I arrived bright and early at Sandy Point this morning. The birders were already set up on the beach with their digiscopes and tripods. The attractions: a visiting flock of black skimmers (a rare sight up in these parts) and a wandering gull-billed tern. I wasn't so concerned with the tern (I preferred not to spend half the day standing and waiting for a glimpse) but I really wanted to see the black skimmers. Only problem: they were all the way across the water in Ipswich.
I left the beach and made the mandatory Plum Island tour. Here's the only photo of real note: a pair of juvenile black-crowned night herons at Stage Island Pool. (One is napping).
I decided to go right to Ipswich and see the skimmers at closer range. There is a path from the Crane Estate property down to the beach ("Cedar Point" they call it--I believe it is technically part of Crane Beach); I thought this would give me a shot. I immediately saw the skimmers assembled on a high-tide sandbar.

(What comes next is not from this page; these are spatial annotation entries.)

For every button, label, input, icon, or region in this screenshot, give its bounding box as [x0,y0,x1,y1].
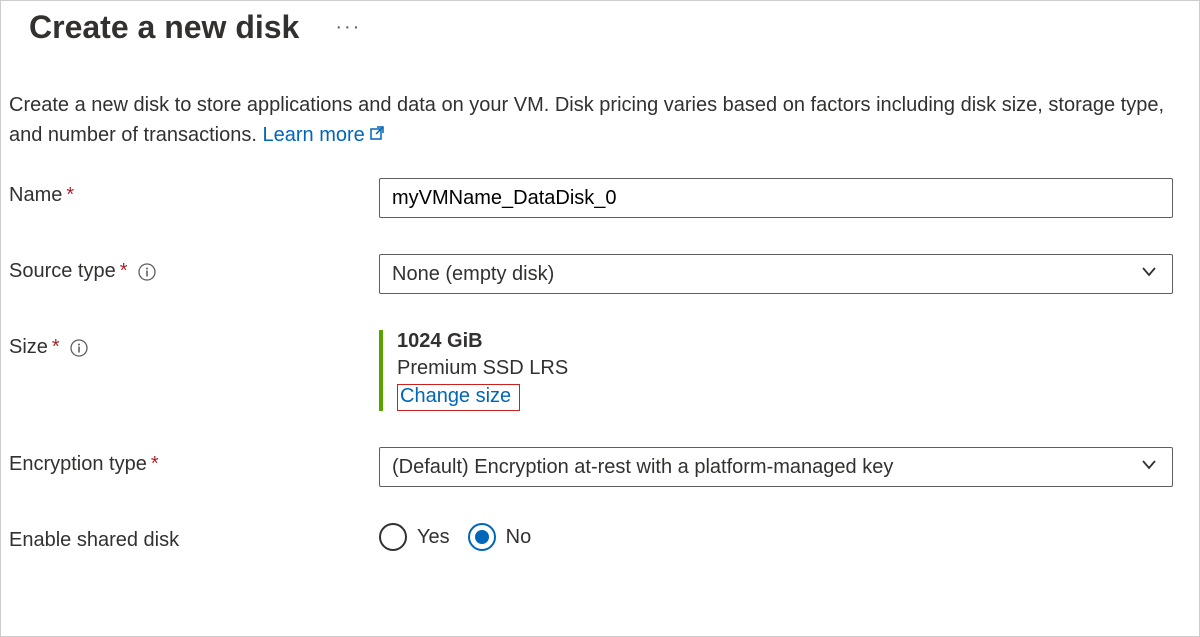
source-type-select[interactable]: None (empty disk) [379,254,1173,294]
radio-icon-selected [468,523,496,551]
size-label: Size [9,336,48,359]
info-icon[interactable] [70,339,88,357]
source-type-label: Source type [9,260,116,283]
required-indicator: * [52,336,60,359]
external-link-icon [369,120,385,150]
more-actions-icon[interactable]: ··· [335,16,361,39]
required-indicator: * [66,184,74,207]
learn-more-link[interactable]: Learn more [262,124,384,146]
shared-disk-radio-group: Yes No [379,523,1173,551]
encryption-type-label: Encryption type [9,453,147,476]
change-size-link[interactable]: Change size [397,384,520,411]
size-disk-type: Premium SSD LRS [397,357,1173,380]
radio-icon [379,523,407,551]
shared-disk-no-option[interactable]: No [468,523,532,551]
page-description: Create a new disk to store applications … [1,46,1199,150]
required-indicator: * [120,260,128,283]
shared-disk-yes-option[interactable]: Yes [379,523,450,551]
description-text: Create a new disk to store applications … [9,94,1164,146]
radio-label-yes: Yes [417,526,450,549]
shared-disk-label: Enable shared disk [9,529,179,552]
required-indicator: * [151,453,159,476]
chevron-down-icon [1140,262,1158,286]
chevron-down-icon [1140,455,1158,479]
radio-label-no: No [506,526,532,549]
info-icon[interactable] [138,263,156,281]
name-label: Name [9,184,62,207]
page-title: Create a new disk [29,9,299,46]
size-value: 1024 GiB [397,330,1173,353]
encryption-type-select[interactable]: (Default) Encryption at-rest with a plat… [379,447,1173,487]
name-input[interactable] [379,178,1173,218]
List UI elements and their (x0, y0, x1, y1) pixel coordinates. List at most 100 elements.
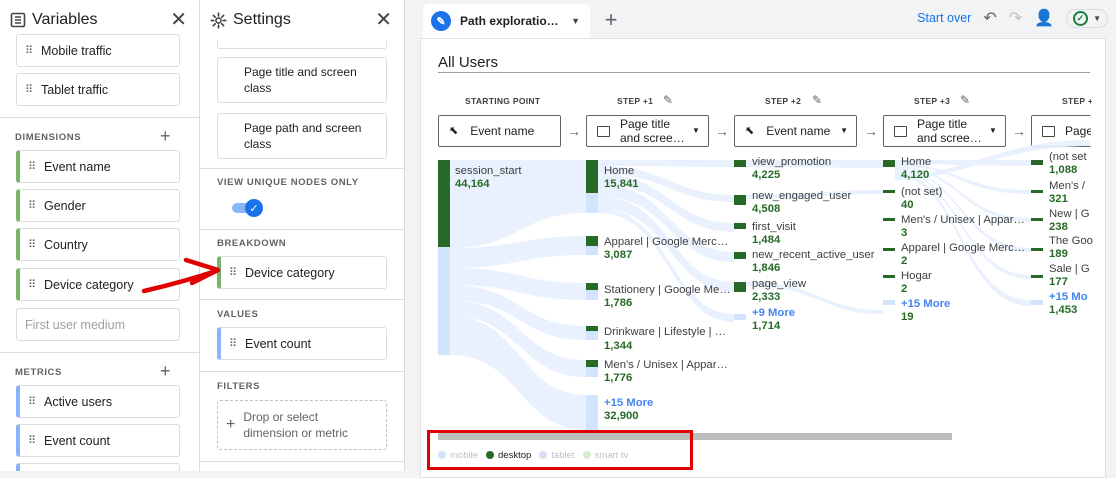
drag-handle-icon[interactable]: ⠿ (28, 239, 36, 250)
settings-title: Settings (233, 11, 291, 28)
drag-handle-icon[interactable]: ⠿ (25, 84, 33, 95)
share-users-icon[interactable]: 👤 (1034, 8, 1054, 28)
dimension-label: Event name (44, 159, 111, 174)
node-label[interactable]: page_view (752, 278, 806, 291)
filters-drop-zone[interactable]: + Drop or select dimension or metric (217, 400, 387, 450)
segment-underline (438, 72, 1090, 73)
arrow-right-icon: → (864, 123, 878, 139)
drag-handle-icon[interactable]: ⠿ (28, 279, 36, 290)
node-label[interactable]: Sale | G (1049, 263, 1090, 276)
dimension-placeholder-chip[interactable]: First user medium (16, 308, 180, 341)
node-label[interactable]: Stationery | Google Me… (604, 284, 731, 297)
step-title: STEP +2 (765, 96, 802, 106)
node-label[interactable]: The Goo (1049, 235, 1093, 248)
node-label[interactable]: new_engaged_user (752, 190, 851, 203)
undo-icon[interactable]: ↶ (983, 8, 996, 28)
redo-icon[interactable]: ↷ (1009, 8, 1022, 28)
node-label[interactable]: view_promotion (752, 156, 831, 169)
node-value: 1,786 (604, 297, 633, 309)
values-label: VALUES (217, 309, 259, 320)
node-label[interactable]: new_recent_active_user (752, 249, 874, 262)
segment-chip[interactable]: ⠿ Mobile traffic (16, 34, 180, 67)
filters-label: FILTERS (217, 381, 261, 392)
settings-row-partial[interactable] (217, 40, 387, 49)
status-check-button[interactable]: ✓ ▼ (1066, 8, 1108, 28)
node-label[interactable]: (not set (1049, 151, 1087, 164)
drag-handle-icon[interactable]: ⠿ (28, 161, 36, 172)
settings-row[interactable]: Page title and screen class (217, 57, 387, 103)
tab-label: Path exploratio… (460, 14, 559, 28)
node-value: 4,225 (752, 169, 781, 181)
tab-path-exploration[interactable]: ✎ Path exploratio… ▼ (423, 4, 590, 38)
step-dropdown[interactable]: ⬉ Event name (438, 115, 561, 147)
dimension-chip[interactable]: ⠿ Event name (16, 150, 180, 183)
drag-handle-icon[interactable]: ⠿ (25, 45, 33, 56)
edit-step-icon[interactable]: ✎ (812, 93, 822, 107)
add-tab-icon[interactable]: + (597, 6, 625, 34)
close-settings-icon[interactable]: ✕ (375, 10, 392, 30)
more-nodes-link[interactable]: +15 More (604, 397, 653, 410)
step-dropdown[interactable]: ⬉ Event name ▼ (734, 115, 857, 147)
tab-dropdown-icon[interactable]: ▼ (571, 16, 580, 26)
arrow-right-icon: → (715, 123, 729, 139)
values-chip[interactable]: ⠿ Event count (217, 327, 387, 360)
table-icon (1042, 125, 1055, 137)
node-value: 32,900 (604, 410, 639, 422)
more-nodes-link[interactable]: +15 More (901, 298, 950, 311)
node-value: 2 (901, 255, 908, 267)
node-value: 3 (901, 227, 908, 239)
variables-icon (10, 12, 26, 28)
node-label[interactable]: Drinkware | Lifestyle | … (604, 326, 726, 339)
node-value: 1,776 (604, 372, 633, 384)
node-value: 189 (1049, 248, 1068, 260)
more-nodes-link[interactable]: +9 More (752, 307, 795, 320)
edit-step-icon[interactable]: ✎ (960, 93, 970, 107)
settings-row[interactable]: Page path and screen class (217, 113, 387, 159)
node-value: 4,120 (901, 169, 930, 181)
dimension-chip[interactable]: ⠿ Device category (16, 268, 180, 301)
node-label[interactable]: Men's / Unisex | Appar… (604, 359, 728, 372)
drag-handle-icon[interactable]: ⠿ (28, 435, 36, 446)
node-label[interactable]: Apparel | Google Merc… (604, 236, 728, 249)
node-value: 1,484 (752, 234, 781, 246)
edit-step-icon[interactable]: ✎ (663, 93, 673, 107)
add-dimension-icon[interactable]: + (160, 127, 171, 145)
step-title: STEP +3 (914, 96, 951, 106)
divider (0, 352, 199, 353)
step-dropdown[interactable]: Page title and scree… ▼ (883, 115, 1006, 147)
step-dropdown[interactable]: Page title and scree… ▼ (586, 115, 709, 147)
breakdown-chip[interactable]: ⠿ Device category (217, 256, 387, 289)
variables-title: Variables (32, 11, 98, 28)
step-title: STEP +4 (1062, 96, 1092, 106)
drag-handle-icon[interactable]: ⠿ (229, 338, 237, 349)
start-over-button[interactable]: Start over (917, 11, 971, 25)
add-metric-icon[interactable]: + (160, 362, 171, 380)
metric-chip[interactable] (16, 463, 180, 471)
node-label[interactable]: Home (604, 165, 634, 178)
metric-chip[interactable]: ⠿ Active users (16, 385, 180, 418)
metric-chip[interactable]: ⠿ Event count (16, 424, 180, 457)
node-label[interactable]: Home (901, 156, 931, 169)
unique-nodes-toggle[interactable]: ✓ (232, 199, 263, 217)
dimension-chip[interactable]: ⠿ Country (16, 228, 180, 261)
segment-chip[interactable]: ⠿ Tablet traffic (16, 73, 180, 106)
close-variables-icon[interactable]: ✕ (170, 10, 187, 30)
drag-handle-icon[interactable]: ⠿ (229, 267, 237, 278)
node-label[interactable]: session_start (455, 165, 522, 178)
step-dropdown[interactable]: Page… (1031, 115, 1091, 147)
node-value: 1,344 (604, 340, 633, 352)
node-label[interactable]: (not set) (901, 186, 942, 199)
node-label[interactable]: Apparel | Google Merc… (901, 242, 1025, 255)
check-icon: ✓ (245, 199, 263, 217)
node-label[interactable]: first_visit (752, 221, 796, 234)
node-label[interactable]: Men's / (1049, 180, 1085, 193)
more-nodes-link[interactable]: +15 Mo (1049, 291, 1088, 304)
drag-handle-icon[interactable]: ⠿ (28, 200, 36, 211)
divider (200, 299, 404, 300)
drag-handle-icon[interactable]: ⠿ (28, 396, 36, 407)
cursor-click-icon: ⬉ (745, 125, 755, 137)
node-label[interactable]: New | G (1049, 208, 1090, 221)
node-label[interactable]: Men's / Unisex | Appar… (901, 214, 1025, 227)
dimension-chip[interactable]: ⠿ Gender (16, 189, 180, 222)
node-label[interactable]: Hogar (901, 270, 932, 283)
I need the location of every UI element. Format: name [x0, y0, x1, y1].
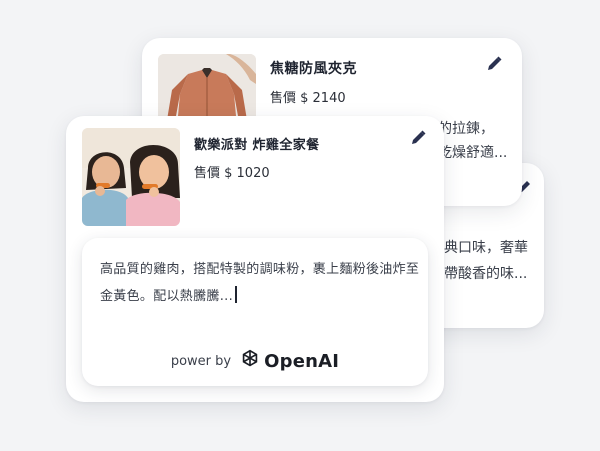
powered-by-row: power by OpenAI	[82, 348, 428, 374]
pencil-icon[interactable]	[486, 56, 502, 72]
product-price: 售價 $ 2140	[270, 91, 346, 106]
power-by-label: power by	[170, 353, 232, 369]
openai-brand: OpenAI	[239, 348, 339, 374]
ai-description-box[interactable]: 高品質的雞肉，搭配特製的調味粉，裹上麵粉後油炸至金黃色。配以熱騰騰... pow…	[82, 238, 428, 386]
product-description-line: 乾燥舒適...	[438, 145, 508, 161]
product-description-line: 典口味，奢華	[444, 240, 528, 256]
product-name: 歡樂派對 炸雞全家餐	[194, 138, 320, 153]
product-description-line: 帶酸香的味...	[444, 266, 528, 282]
pencil-icon[interactable]	[410, 130, 426, 146]
openai-wordmark: OpenAI	[264, 350, 340, 372]
product-name: 焦糖防風夾克	[270, 61, 357, 77]
friends-photo	[82, 128, 180, 226]
product-description-line: 的拉鍊，	[438, 121, 494, 137]
openai-logo-icon	[239, 348, 261, 374]
product-price: 售價 $ 1020	[194, 166, 270, 181]
ai-description-text: 高品質的雞肉，搭配特製的調味粉，裹上麵粉後油炸至金黃色。配以熱騰騰...	[100, 262, 420, 304]
text-cursor	[235, 286, 237, 303]
stage: 典口味，奢華 帶酸香的味... 焦糖防風夾克 售價 $ 2140 的拉鍊， 乾燥…	[0, 0, 600, 451]
product-card-chicken-meal: 歡樂派對 炸雞全家餐 售價 $ 1020 高品質的雞肉，搭配特製的調味粉，裹上麵…	[66, 116, 444, 402]
ai-generated-description[interactable]: 高品質的雞肉，搭配特製的調味粉，裹上麵粉後油炸至金黃色。配以熱騰騰...	[100, 256, 420, 310]
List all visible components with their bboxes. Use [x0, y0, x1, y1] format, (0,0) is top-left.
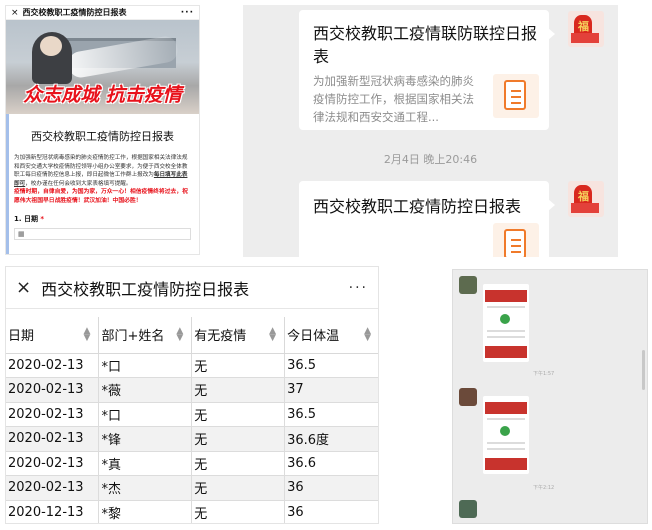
form-header-title: 西交校教职工疫情防控日报表 [22, 8, 127, 17]
table-row: 2020-02-13 *杰无 36 [6, 475, 378, 501]
form-description: 为加强新型冠状病毒感染的肺炎疫情防控工作，根据国家相关法律法规和西安交通大学校疫… [6, 154, 199, 188]
table-header-bar: × 西交校教职工疫情防控日报表 ··· [6, 267, 378, 309]
scrollbar[interactable] [642, 350, 645, 390]
form-title: 西交校教职工疫情防控日报表 [31, 130, 174, 143]
chat-link-card-2[interactable]: 西交校教职工疫情防控日报表 [299, 181, 555, 257]
question-label-text: 1. 日期 [14, 214, 38, 223]
worker-face-graphic [40, 36, 62, 56]
screenshot-collage: × 西交校教职工疫情防控日报表 ··· 众志成城 抗击疫情 西交校教职工疫情防控… [0, 0, 652, 530]
cell-temperature: 36.5 [284, 402, 378, 427]
table-row: 2020-12-13 *黎无 36 [6, 500, 378, 523]
cell-name: *真 [98, 451, 193, 476]
column-header-epidemic[interactable]: 有无疫情 ▲ ▼ [191, 317, 286, 354]
avatar[interactable] [459, 276, 477, 294]
message-row [459, 388, 477, 406]
card-banner-graphic [485, 402, 527, 414]
table-row: 2020-02-13 *薇无 37 [6, 377, 378, 403]
chat-link-card-1[interactable]: 西交校教职工疫情联防联控日报表 为加强新型冠状病毒感染的肺炎疫情防控工作，根据国… [299, 10, 555, 130]
more-icon[interactable]: ··· [349, 280, 368, 296]
cell-name: *杰 [98, 475, 193, 501]
cell-name: *口 [98, 353, 193, 378]
sort-icon[interactable]: ▲ ▼ [364, 327, 371, 343]
form-header: × 西交校教职工疫情防控日报表 ··· [6, 6, 199, 20]
more-icon[interactable]: ··· [181, 8, 194, 18]
check-icon [500, 314, 510, 324]
message-row [459, 500, 477, 518]
sort-icon[interactable]: ▲ ▼ [269, 327, 276, 343]
message-row [459, 276, 477, 294]
table-row: 2020-02-13 *口无 36.5 [6, 353, 378, 378]
form-slogan-red: 疫情时期，自律自爱，为国为家，万众一心！相信疫情终将过去，祝愿伟大祖国早日战胜疫… [14, 189, 188, 204]
document-icon [493, 223, 539, 257]
link-card-desc: 为加强新型冠状病毒感染的肺炎疫情防控工作，根据国家相关法律法规和西安交通工程..… [313, 74, 474, 124]
sort-icon[interactable]: ▲ ▼ [176, 327, 183, 343]
avatar[interactable] [459, 388, 477, 406]
shared-form-card[interactable] [483, 284, 529, 362]
chat-timestamp: 2月4日 晚上20:46 [383, 153, 478, 166]
cell-epidemic: 无 [191, 402, 286, 427]
cell-epidemic: 无 [191, 475, 286, 501]
table-row: 2020-02-13 *真无 36.6 [6, 451, 378, 476]
cell-date: 2020-02-13 [6, 475, 100, 501]
cell-name: *黎 [98, 500, 193, 523]
cell-epidemic: 无 [191, 353, 286, 378]
chat-panel: 西交校教职工疫情联防联控日报表 为加强新型冠状病毒感染的肺炎疫情防控工作，根据国… [243, 5, 618, 257]
sort-icon[interactable]: ▲ ▼ [84, 327, 91, 343]
avatar[interactable]: 福 [568, 11, 604, 47]
banner-image: 众志成城 抗击疫情 [6, 20, 199, 114]
cell-temperature: 36.6度 [284, 426, 378, 452]
question-date-label: 1. 日期 * [6, 206, 199, 228]
date-input[interactable]: ▦ [14, 227, 191, 240]
bubble-arrow [548, 28, 555, 40]
avatar[interactable] [459, 500, 477, 518]
link-card-title: 西交校教职工疫情联防联控日报表 [313, 24, 538, 66]
cell-temperature: 36.6 [284, 451, 378, 476]
cell-epidemic: 无 [191, 426, 286, 452]
bubble-arrow [548, 199, 555, 211]
calendar-icon: ▦ [18, 229, 25, 238]
form-description-part2: ，校办谨在任何会收到大家表格填写提醒。 [25, 180, 132, 187]
close-icon[interactable]: × [16, 277, 31, 298]
avatar[interactable]: 福 [568, 181, 604, 217]
cell-temperature: 36 [284, 475, 378, 501]
card-footer-graphic [485, 458, 527, 470]
cell-name: *锋 [98, 426, 193, 452]
column-header-temperature[interactable]: 今日体温 ▲ ▼ [284, 317, 378, 354]
cell-date: 2020-02-13 [6, 377, 100, 403]
cell-date: 2020-02-13 [6, 353, 100, 378]
chat-timestamp: 下午2:12 [533, 485, 555, 491]
cell-epidemic: 无 [191, 451, 286, 476]
cell-epidemic: 无 [191, 500, 286, 523]
cell-date: 2020-02-13 [6, 451, 100, 476]
cell-date: 2020-12-13 [6, 500, 100, 523]
link-card-title: 西交校教职工疫情防控日报表 [313, 197, 522, 216]
card-banner-graphic [485, 290, 527, 302]
banner-slogan: 众志成城 抗击疫情 [23, 83, 182, 106]
cell-date: 2020-02-13 [6, 426, 100, 452]
cell-date: 2020-02-13 [6, 402, 100, 427]
chat-thumbnail-panel: 下午1:57 下午2:12 [452, 269, 648, 524]
cell-epidemic: 无 [191, 377, 286, 403]
card-footer-graphic [485, 346, 527, 358]
shared-form-card[interactable] [483, 396, 529, 474]
column-header-date[interactable]: 日期 ▲ ▼ [6, 317, 100, 354]
cell-name: *口 [98, 402, 193, 427]
cell-temperature: 37 [284, 377, 378, 403]
table-header-row: 日期 ▲ ▼ 部门+姓名 ▲ ▼ 有无疫情 ▲ ▼ 今日体温 ▲ ▼ [6, 317, 378, 354]
table-row: 2020-02-13 *锋无 36.6度 [6, 426, 378, 452]
check-icon [500, 426, 510, 436]
column-header-name[interactable]: 部门+姓名 ▲ ▼ [98, 317, 193, 354]
page-title: 西交校教职工疫情防控日报表 [41, 279, 250, 299]
report-table: 日期 ▲ ▼ 部门+姓名 ▲ ▼ 有无疫情 ▲ ▼ 今日体温 ▲ ▼ 2020-02-13 *口无… [6, 317, 378, 523]
cell-temperature: 36 [284, 500, 378, 523]
cell-name: *薇 [98, 377, 193, 403]
table-row: 2020-02-13 *口无 36.5 [6, 402, 378, 427]
close-icon[interactable]: × [11, 8, 19, 18]
required-mark: * [40, 214, 45, 223]
chat-timestamp: 下午1:57 [533, 371, 555, 377]
cell-temperature: 36.5 [284, 353, 378, 378]
mobile-form-panel: × 西交校教职工疫情防控日报表 ··· 众志成城 抗击疫情 西交校教职工疫情防控… [5, 5, 200, 255]
report-table-panel: × 西交校教职工疫情防控日报表 ··· 日期 ▲ ▼ 部门+姓名 ▲ ▼ 有无疫情 ▲ ▼ … [5, 266, 379, 524]
document-icon [493, 74, 539, 118]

Most of them were snoozing. I have collected a few shots where they are actually awake and active. I counted 17 (this is apparently not the whole group--others have counted over 20). A nice assortment of breeding and juvenile/non-breeding plumages.
The most excitement was courtesy a juvie herring gull that would occasionally assert its power. The skimmers made way. I like the guy on the left sneaking away. But is flying I really wanted to see. Skimmers are exquisite group flyers. For better or worse, some fishermen crossed the sandbar, sending them up in the air. They circled around and returned to the sandbar.
Here's a video with a little flying and a little comic action. Skimmers have tiny legs relative to the rest of their bodies. Watch the guy below walk all the way across the sandbar to harass a colleague. [please watch in HD]
Oh, and as I turned to leave--an odd looking tern. Up go the binoculars. What do you know? Gull-billed.